For the moment, none of the handful of competitors have followed Novo's lead, although traditionally in an oligopoly such as the insulin market, the few competitors have played follow the leader, as I've hinted already, there are signs that Novo's ability to call the shots have slipped in recent years.
What will rivals do in Greece? Will they use Novo's pull-back to grab market share?
Only time will tell. If I had to guess, I would say that Lilly might try to grab some share, since it's really a one-trick pony when it comes to analogues (rapid-acting only, no long-acting analogue) and now that the diabetes business has been made a separate business unit reporting directly to the CEO, there is pressure for management to demonstrate growth that did not exist when insulin fell in with a multi-product, multi disease business model that existed previously. As for Sanofi Aventis, in February, the company identified diabetes as a "top priority" in pharmaceuticals and established a global division to help the company achieve its aim of becoming the top firm in diabetes treatments (see here for the text of this story). True, neither company is going to sell their products at a loss, but this might be the ideal opportunity for these rivals to cash in on Novo's pullback from the Greek market, however small that may be.
In the interim, some have asked whether Novo should bear the cost of Greece's financial mismanagement. Probably not, but Novo (as well as Lilly and Sanofi Aventis) have all aggressively raised prices in a mostly deflationary environment, much to the dismay of healthcare providers worldwide (including nationalized heath insurance plans as well as private healthcare insurance companies in the U.S. and elsewhere). The sad reality is that as long as we allow our markets to be dominated by a small number of companies, patients there will always be a risk of this type of situation happening. Argentina's insulin company, Laboratorios Beta, was born from the Argentine debt crisis and the subsequent lack of affordable insulin in that country. But elsewhere in the world, including Greece and the U.S., have not learned those lessons, and we've allowed greater industry consolidation in the name of economic efficiency. But to avoid continued price increases in a deflationary economic environment, we must have government policies in place that encourage competition in the insulin market, which has simply not been the case for as long as I can recall. But if we had a more dynamic, competitive environment, this type of situation would be much less likely.
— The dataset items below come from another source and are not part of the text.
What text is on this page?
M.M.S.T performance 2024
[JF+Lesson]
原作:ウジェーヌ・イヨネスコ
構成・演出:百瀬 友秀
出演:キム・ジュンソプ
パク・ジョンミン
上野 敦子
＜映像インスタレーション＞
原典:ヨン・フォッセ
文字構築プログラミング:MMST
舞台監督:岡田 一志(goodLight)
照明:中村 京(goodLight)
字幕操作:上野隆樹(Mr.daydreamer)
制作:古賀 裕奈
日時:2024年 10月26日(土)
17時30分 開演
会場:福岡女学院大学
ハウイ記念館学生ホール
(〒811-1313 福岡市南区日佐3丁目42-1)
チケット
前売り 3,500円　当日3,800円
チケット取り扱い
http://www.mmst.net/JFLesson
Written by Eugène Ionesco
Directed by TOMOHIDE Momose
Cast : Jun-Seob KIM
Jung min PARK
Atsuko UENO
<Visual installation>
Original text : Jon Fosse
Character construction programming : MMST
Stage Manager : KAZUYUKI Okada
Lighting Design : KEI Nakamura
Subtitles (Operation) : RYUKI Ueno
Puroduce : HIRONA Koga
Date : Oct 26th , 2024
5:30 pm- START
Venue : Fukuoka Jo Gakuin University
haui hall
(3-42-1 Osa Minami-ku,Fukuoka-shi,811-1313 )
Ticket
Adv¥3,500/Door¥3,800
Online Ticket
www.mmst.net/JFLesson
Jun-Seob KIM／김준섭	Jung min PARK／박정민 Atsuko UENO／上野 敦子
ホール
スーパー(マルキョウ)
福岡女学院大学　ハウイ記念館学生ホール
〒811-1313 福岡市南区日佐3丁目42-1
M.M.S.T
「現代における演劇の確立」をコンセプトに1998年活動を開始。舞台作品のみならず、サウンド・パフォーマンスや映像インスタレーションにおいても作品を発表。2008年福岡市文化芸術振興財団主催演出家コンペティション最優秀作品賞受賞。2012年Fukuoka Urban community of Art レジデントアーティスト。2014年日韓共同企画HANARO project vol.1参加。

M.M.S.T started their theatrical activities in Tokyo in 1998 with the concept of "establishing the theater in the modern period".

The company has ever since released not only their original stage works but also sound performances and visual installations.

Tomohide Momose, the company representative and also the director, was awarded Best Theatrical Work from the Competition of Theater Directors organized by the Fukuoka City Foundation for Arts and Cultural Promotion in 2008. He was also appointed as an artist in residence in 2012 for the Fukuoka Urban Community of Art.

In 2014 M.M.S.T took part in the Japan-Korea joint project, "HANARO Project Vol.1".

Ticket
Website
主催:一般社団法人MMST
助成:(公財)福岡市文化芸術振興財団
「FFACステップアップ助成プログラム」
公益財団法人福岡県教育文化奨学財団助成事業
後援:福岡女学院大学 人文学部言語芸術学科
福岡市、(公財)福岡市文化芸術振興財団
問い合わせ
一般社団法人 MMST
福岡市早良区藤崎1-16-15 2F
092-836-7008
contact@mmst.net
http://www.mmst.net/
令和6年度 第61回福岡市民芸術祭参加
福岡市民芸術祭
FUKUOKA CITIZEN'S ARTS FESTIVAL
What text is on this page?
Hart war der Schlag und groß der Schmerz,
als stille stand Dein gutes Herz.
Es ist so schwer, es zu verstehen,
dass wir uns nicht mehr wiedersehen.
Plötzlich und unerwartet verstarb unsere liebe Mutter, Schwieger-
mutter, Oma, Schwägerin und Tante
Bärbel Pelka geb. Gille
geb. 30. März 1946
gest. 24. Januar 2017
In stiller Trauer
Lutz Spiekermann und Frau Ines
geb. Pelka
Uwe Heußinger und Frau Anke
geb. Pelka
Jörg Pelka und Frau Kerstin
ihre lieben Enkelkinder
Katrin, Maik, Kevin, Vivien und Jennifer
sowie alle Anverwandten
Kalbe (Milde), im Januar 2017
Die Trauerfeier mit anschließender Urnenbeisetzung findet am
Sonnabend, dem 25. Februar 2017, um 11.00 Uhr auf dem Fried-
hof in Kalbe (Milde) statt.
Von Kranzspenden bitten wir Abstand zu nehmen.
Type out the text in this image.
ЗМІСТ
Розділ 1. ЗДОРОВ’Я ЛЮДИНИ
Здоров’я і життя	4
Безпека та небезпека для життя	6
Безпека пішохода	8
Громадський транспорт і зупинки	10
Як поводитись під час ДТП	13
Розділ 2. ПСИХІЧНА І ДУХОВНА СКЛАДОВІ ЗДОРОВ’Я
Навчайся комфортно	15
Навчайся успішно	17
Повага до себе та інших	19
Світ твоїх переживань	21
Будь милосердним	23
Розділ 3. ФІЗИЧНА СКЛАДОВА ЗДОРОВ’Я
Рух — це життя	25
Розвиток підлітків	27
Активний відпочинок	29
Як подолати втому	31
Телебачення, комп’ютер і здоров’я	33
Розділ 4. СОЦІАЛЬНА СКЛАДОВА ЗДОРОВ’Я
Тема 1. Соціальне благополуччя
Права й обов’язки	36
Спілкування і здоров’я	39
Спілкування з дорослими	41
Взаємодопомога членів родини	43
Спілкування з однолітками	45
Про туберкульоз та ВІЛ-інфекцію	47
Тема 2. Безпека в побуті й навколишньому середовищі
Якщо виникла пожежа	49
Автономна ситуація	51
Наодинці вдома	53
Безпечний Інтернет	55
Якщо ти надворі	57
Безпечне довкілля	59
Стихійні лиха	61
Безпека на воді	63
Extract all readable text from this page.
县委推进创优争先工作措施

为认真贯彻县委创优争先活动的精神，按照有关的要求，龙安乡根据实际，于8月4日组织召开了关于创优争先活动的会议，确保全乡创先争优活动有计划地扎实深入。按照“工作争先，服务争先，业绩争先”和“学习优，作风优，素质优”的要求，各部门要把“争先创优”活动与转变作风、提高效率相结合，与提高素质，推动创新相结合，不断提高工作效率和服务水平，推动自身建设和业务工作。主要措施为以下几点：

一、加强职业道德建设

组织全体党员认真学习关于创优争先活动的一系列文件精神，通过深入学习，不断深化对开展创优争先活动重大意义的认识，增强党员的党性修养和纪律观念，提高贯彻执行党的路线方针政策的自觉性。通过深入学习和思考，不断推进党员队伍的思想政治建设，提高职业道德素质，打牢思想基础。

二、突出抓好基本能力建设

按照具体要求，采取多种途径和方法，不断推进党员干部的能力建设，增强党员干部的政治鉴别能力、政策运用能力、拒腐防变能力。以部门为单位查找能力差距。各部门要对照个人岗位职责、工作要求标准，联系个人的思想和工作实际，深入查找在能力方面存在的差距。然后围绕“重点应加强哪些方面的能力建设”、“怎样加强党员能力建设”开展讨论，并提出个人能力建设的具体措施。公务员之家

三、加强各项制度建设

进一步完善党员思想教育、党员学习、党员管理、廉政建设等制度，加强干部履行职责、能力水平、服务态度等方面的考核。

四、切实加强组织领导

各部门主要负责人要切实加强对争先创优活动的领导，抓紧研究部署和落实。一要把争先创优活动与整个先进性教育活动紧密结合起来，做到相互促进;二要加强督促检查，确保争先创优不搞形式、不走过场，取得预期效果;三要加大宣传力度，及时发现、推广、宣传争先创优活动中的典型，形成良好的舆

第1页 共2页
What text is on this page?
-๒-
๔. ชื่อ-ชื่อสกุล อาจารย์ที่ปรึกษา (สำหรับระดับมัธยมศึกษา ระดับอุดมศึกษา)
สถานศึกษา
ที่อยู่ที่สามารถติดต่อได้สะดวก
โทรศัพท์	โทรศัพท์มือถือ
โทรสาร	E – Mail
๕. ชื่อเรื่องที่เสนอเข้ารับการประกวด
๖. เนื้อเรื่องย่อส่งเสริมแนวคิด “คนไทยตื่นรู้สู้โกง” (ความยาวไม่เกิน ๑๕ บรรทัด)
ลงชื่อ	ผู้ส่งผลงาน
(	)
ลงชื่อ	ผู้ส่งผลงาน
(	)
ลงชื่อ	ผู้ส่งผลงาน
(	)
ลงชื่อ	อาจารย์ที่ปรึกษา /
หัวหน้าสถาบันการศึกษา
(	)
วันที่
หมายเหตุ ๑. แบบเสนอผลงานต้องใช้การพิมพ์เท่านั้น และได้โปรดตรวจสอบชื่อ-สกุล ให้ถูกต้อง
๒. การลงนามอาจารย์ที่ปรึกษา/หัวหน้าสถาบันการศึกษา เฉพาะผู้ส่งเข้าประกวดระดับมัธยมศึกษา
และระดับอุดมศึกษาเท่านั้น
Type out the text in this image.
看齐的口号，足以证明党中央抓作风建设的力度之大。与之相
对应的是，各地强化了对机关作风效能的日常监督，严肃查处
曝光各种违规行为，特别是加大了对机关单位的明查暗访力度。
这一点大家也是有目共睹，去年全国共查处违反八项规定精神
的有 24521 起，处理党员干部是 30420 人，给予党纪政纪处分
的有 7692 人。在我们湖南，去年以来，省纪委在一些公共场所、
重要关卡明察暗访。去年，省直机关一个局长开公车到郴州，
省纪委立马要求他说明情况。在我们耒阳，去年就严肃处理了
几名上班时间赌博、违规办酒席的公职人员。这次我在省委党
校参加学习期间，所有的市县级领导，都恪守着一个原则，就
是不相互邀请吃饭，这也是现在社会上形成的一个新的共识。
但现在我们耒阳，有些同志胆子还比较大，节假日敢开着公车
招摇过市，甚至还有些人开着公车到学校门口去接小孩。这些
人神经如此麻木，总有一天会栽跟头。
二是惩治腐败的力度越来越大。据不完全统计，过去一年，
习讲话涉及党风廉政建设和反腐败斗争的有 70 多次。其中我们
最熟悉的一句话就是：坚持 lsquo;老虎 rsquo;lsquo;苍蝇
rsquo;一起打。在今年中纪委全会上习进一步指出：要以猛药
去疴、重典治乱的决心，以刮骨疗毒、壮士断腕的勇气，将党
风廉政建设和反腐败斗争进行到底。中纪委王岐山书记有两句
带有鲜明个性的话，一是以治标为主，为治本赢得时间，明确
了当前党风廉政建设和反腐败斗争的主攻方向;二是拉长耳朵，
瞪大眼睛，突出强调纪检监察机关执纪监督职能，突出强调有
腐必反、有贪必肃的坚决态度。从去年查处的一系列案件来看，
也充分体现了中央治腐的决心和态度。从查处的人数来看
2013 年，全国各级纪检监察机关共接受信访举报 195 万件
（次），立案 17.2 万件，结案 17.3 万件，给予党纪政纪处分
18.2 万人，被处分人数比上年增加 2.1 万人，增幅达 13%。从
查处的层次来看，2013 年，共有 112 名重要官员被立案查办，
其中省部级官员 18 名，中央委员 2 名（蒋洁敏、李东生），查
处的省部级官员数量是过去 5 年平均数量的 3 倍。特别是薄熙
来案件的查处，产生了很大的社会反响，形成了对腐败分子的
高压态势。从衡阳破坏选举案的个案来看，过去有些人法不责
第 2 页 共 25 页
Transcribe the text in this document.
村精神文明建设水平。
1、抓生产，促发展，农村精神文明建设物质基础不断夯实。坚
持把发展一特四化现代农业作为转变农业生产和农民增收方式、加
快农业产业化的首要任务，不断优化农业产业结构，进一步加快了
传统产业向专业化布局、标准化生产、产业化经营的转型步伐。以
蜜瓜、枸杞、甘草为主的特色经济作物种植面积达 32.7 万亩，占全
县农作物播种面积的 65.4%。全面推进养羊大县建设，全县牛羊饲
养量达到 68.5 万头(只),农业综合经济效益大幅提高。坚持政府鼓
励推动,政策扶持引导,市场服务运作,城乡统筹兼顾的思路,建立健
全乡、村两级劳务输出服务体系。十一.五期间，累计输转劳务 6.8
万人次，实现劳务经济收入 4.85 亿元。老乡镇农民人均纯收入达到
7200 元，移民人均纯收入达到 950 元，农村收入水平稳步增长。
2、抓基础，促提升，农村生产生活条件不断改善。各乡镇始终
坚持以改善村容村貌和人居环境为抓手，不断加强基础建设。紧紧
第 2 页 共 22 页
As I alluded to in my New Year's posting back in January (see here for details on that), if and when newcomers gain regulatory approval for their new insulin products, I believe Novo's ability to call the shots as the leader will be drastically curtailed (as it loses market share, and they stand to lose the most as the current market share leader), and we can only hope that happens sooner rather than later. As for Novo's "Changing Diabetes" campaign, I cannot help but wonder if this is the kind of change the company had in mind, because frankly, it looks like more of the same, monopolistic behavior we as patients have seen from insulin suppliers for decades!